Ivory trade has led to endangerment of species, resulting in restrictions and bans. Ivory was formerly used to make trinkets, jewellery and other decorative items because of the white colour it presents.
Elephant ivory has been exported from Africa and Asia for centuries with records going back to the 14th century.
In 1989 the ivory international market was closed, and traffic decreased. In 2007 South Africa, Namibia, Botswana and Zimbabwe were allowed by CITES to sell to China and Japan the stock of ivory. But this possibility gave a boost to the international illicit ivory trade.
Every year, tens of thousands of elephants are brutally killed for their ivory. Between 2008 and 2013, the estimated death toll ranged between 30,000 and 50,000 elephants per year. The slaughter is horrifying; ivory dealers employ and arm poachers, who in turn target entire herds of elephants, shooting them with automatic weapons and hacking off their tusks with axes and chainsaws.

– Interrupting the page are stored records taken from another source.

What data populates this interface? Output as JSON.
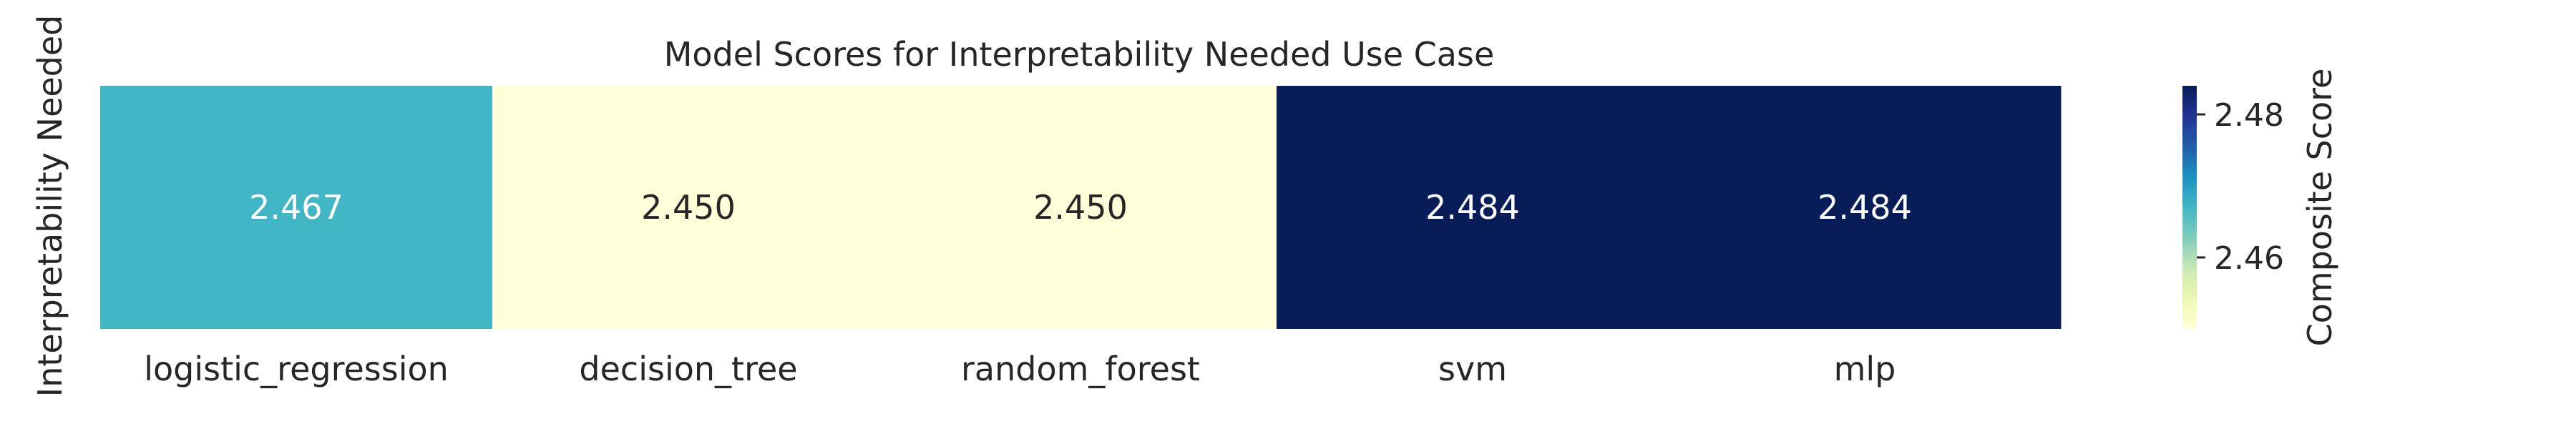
{
  "chart_data": {
    "type": "heatmap",
    "title": "Model Scores for Interpretability Needed Use Case",
    "row_labels": [
      "Interpretability Needed"
    ],
    "col_labels": [
      "logistic_regression",
      "decision_tree",
      "random_forest",
      "svm",
      "mlp"
    ],
    "values": [
      [
        2.467,
        2.45,
        2.45,
        2.484,
        2.484
      ]
    ],
    "cell_labels": [
      [
        "2.467",
        "2.450",
        "2.450",
        "2.484",
        "2.484"
      ]
    ],
    "colorbar": {
      "label": "Composite Score",
      "range": [
        2.45,
        2.484
      ],
      "ticks": [
        2.46,
        2.48
      ],
      "tick_labels": [
        "2.46",
        "2.48"
      ],
      "colormap": "YlGnBu"
    }
  }
}
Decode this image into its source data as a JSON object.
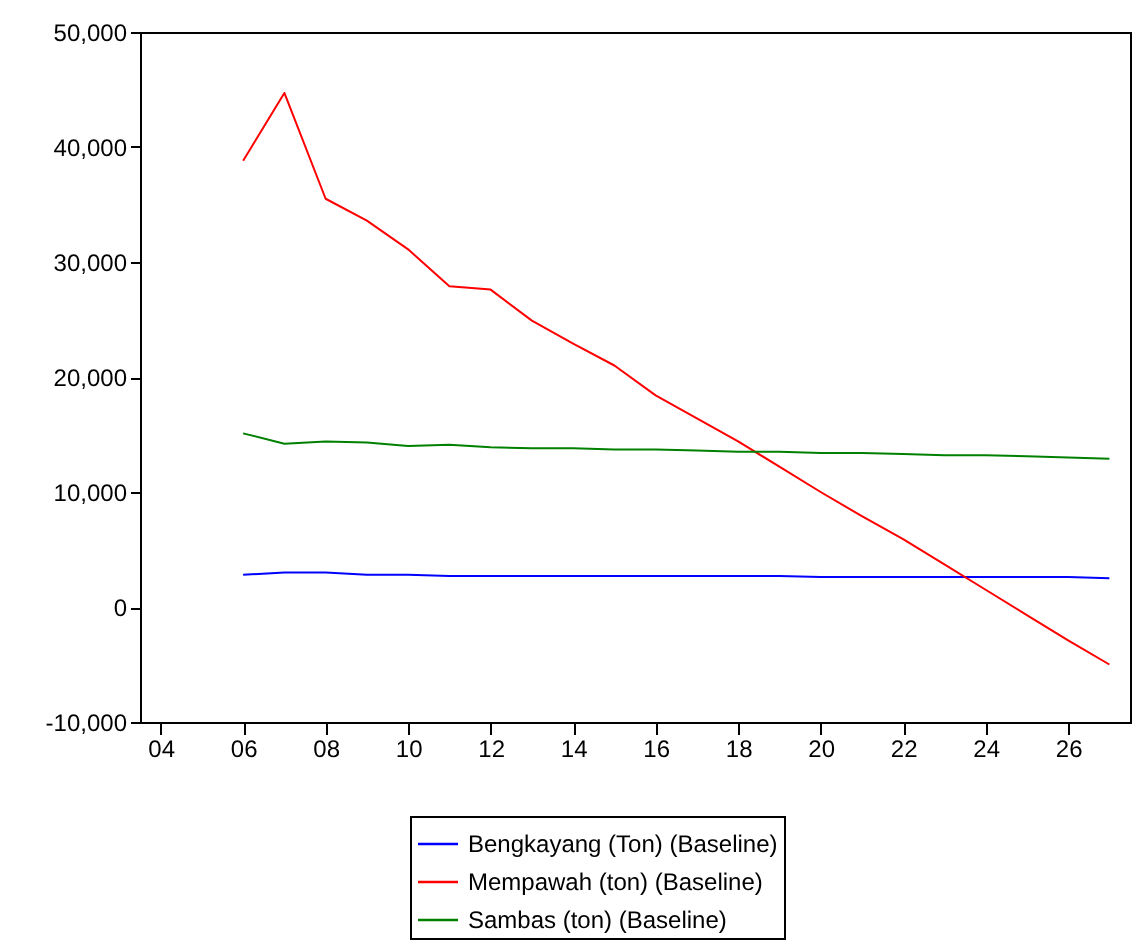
{
  "chart_data": {
    "type": "line",
    "x": [
      2006,
      2007,
      2008,
      2009,
      2010,
      2011,
      2012,
      2013,
      2014,
      2015,
      2016,
      2017,
      2018,
      2019,
      2020,
      2021,
      2022,
      2023,
      2024,
      2025,
      2026,
      2027
    ],
    "series": [
      {
        "name": "Bengkayang (Ton) (Baseline)",
        "color": "#0000ff",
        "values": [
          2800,
          3000,
          3000,
          2800,
          2800,
          2700,
          2700,
          2700,
          2700,
          2700,
          2700,
          2700,
          2700,
          2700,
          2600,
          2600,
          2600,
          2600,
          2600,
          2600,
          2600,
          2500
        ]
      },
      {
        "name": "Mempawah (ton) (Baseline)",
        "color": "#ff0000",
        "values": [
          38800,
          44700,
          35500,
          33600,
          31100,
          27900,
          27600,
          24900,
          22900,
          21000,
          18400,
          16400,
          14400,
          12200,
          10000,
          7900,
          5900,
          3700,
          1500,
          -700,
          -2900,
          -5000
        ]
      },
      {
        "name": "Sambas (ton) (Baseline)",
        "color": "#008000",
        "values": [
          15100,
          14200,
          14400,
          14300,
          14000,
          14100,
          13900,
          13800,
          13800,
          13700,
          13700,
          13600,
          13500,
          13500,
          13400,
          13400,
          13300,
          13200,
          13200,
          13100,
          13000,
          12900
        ]
      }
    ],
    "xlim": [
      2003.5,
      2027.5
    ],
    "xticks": [
      {
        "value": 2004,
        "label": "04"
      },
      {
        "value": 2006,
        "label": "06"
      },
      {
        "value": 2008,
        "label": "08"
      },
      {
        "value": 2010,
        "label": "10"
      },
      {
        "value": 2012,
        "label": "12"
      },
      {
        "value": 2014,
        "label": "14"
      },
      {
        "value": 2016,
        "label": "16"
      },
      {
        "value": 2018,
        "label": "18"
      },
      {
        "value": 2020,
        "label": "20"
      },
      {
        "value": 2022,
        "label": "22"
      },
      {
        "value": 2024,
        "label": "24"
      },
      {
        "value": 2026,
        "label": "26"
      }
    ],
    "ylim": [
      -10000,
      50000
    ],
    "yticks": [
      {
        "value": -10000,
        "label": "-10,000"
      },
      0,
      {
        "value": 10000,
        "label": "10,000"
      },
      {
        "value": 20000,
        "label": "20,000"
      },
      {
        "value": 30000,
        "label": "30,000"
      },
      {
        "value": 40000,
        "label": "40,000"
      },
      {
        "value": 50000,
        "label": "50,000"
      }
    ],
    "grid": false,
    "legend": "bottom",
    "marker": "none",
    "line_style": "solid"
  }
}
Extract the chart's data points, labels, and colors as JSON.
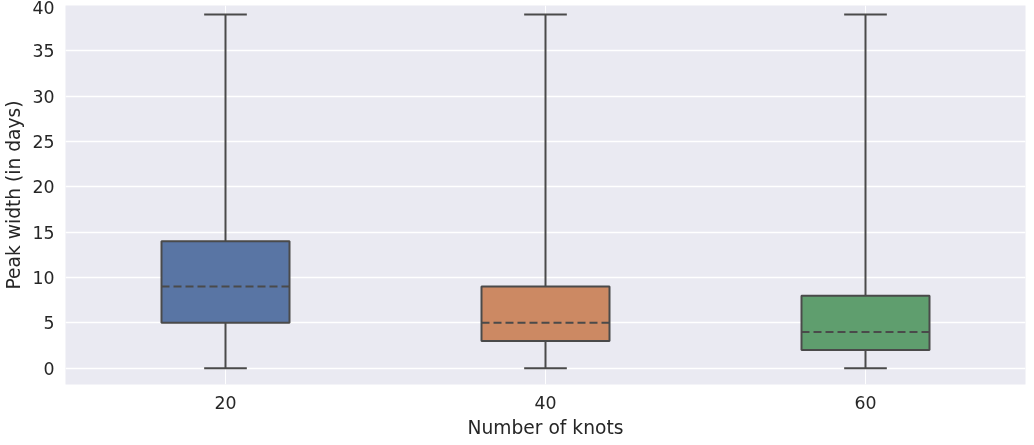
{
  "chart_data": {
    "type": "box",
    "xlabel": "Number of knots",
    "ylabel": "Peak width (in days)",
    "categories": [
      "20",
      "40",
      "60"
    ],
    "colors": [
      "#5975a4",
      "#cc8963",
      "#5f9e6e"
    ],
    "boxes": [
      {
        "low": 0,
        "q1": 5,
        "median": 9,
        "q3": 14,
        "high": 39
      },
      {
        "low": 0,
        "q1": 3,
        "median": 5,
        "q3": 9,
        "high": 39
      },
      {
        "low": 0,
        "q1": 2,
        "median": 4,
        "q3": 8,
        "high": 39
      }
    ],
    "ylim": [
      -1.8,
      40
    ],
    "yticks": [
      0,
      5,
      10,
      15,
      20,
      25,
      30,
      35,
      40
    ],
    "grid": true
  }
}
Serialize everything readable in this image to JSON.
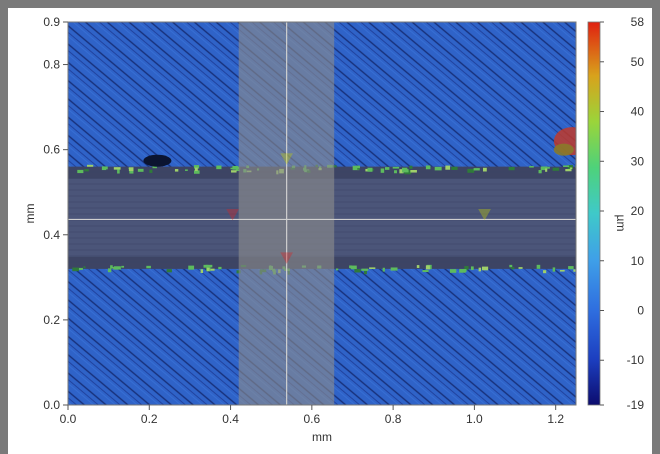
{
  "chart_data": {
    "type": "heatmap",
    "xlabel": "mm",
    "ylabel": "mm",
    "colorbar_label": "µm",
    "xlim": [
      0.0,
      1.25
    ],
    "ylim": [
      0.0,
      0.9
    ],
    "xticks": [
      "0.0",
      "0.2",
      "0.4",
      "0.6",
      "0.8",
      "1.0",
      "1.2"
    ],
    "xtick_values": [
      0.0,
      0.2,
      0.4,
      0.6,
      0.8,
      1.0,
      1.2
    ],
    "yticks": [
      "0.0",
      "0.2",
      "0.4",
      "0.6",
      "0.8",
      "0.9"
    ],
    "ytick_values": [
      0.0,
      0.2,
      0.4,
      0.6,
      0.8,
      0.9
    ],
    "colorbar_ticks": [
      "58",
      "50",
      "40",
      "30",
      "20",
      "10",
      "0",
      "-10",
      "-19"
    ],
    "colorbar_values": [
      58,
      50,
      40,
      30,
      20,
      10,
      0,
      -10,
      -19
    ],
    "colorbar_range": [
      -19,
      58
    ],
    "colors": {
      "surface": "#2f63c8",
      "groove": "#4b5579",
      "selection": "#8c8c8c",
      "cursor_line": "#cfcfcf",
      "edge_green": "#5dbb5d",
      "hotspot": "#c0392b"
    },
    "groove_band_mm": [
      0.32,
      0.56
    ],
    "selection_band_x_mm": [
      0.42,
      0.655
    ],
    "cursor_x_mm": 0.538,
    "cursor_y_mm": 0.436,
    "markers": [
      {
        "x": 0.538,
        "y": 0.578,
        "color": "#c8d400"
      },
      {
        "x": 0.405,
        "y": 0.447,
        "color": "#e02020"
      },
      {
        "x": 1.025,
        "y": 0.447,
        "color": "#c8d400"
      },
      {
        "x": 0.538,
        "y": 0.345,
        "color": "#e02020"
      }
    ]
  }
}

These tusks are fed into the illegal international ivory trade which is controlled by highly organised criminal syndicates. This trade feeds demand for ivory products in Asia, Europe, USA and elsewhere, which continues to bankroll elephants’ destruction. Legal international sales of ivory in 1999 and 2008 added to the demand but also caused confusion among consumers (‘is ivory legal or not?’) and provided an avenue for criminals to launder illegal ivory into the black-market.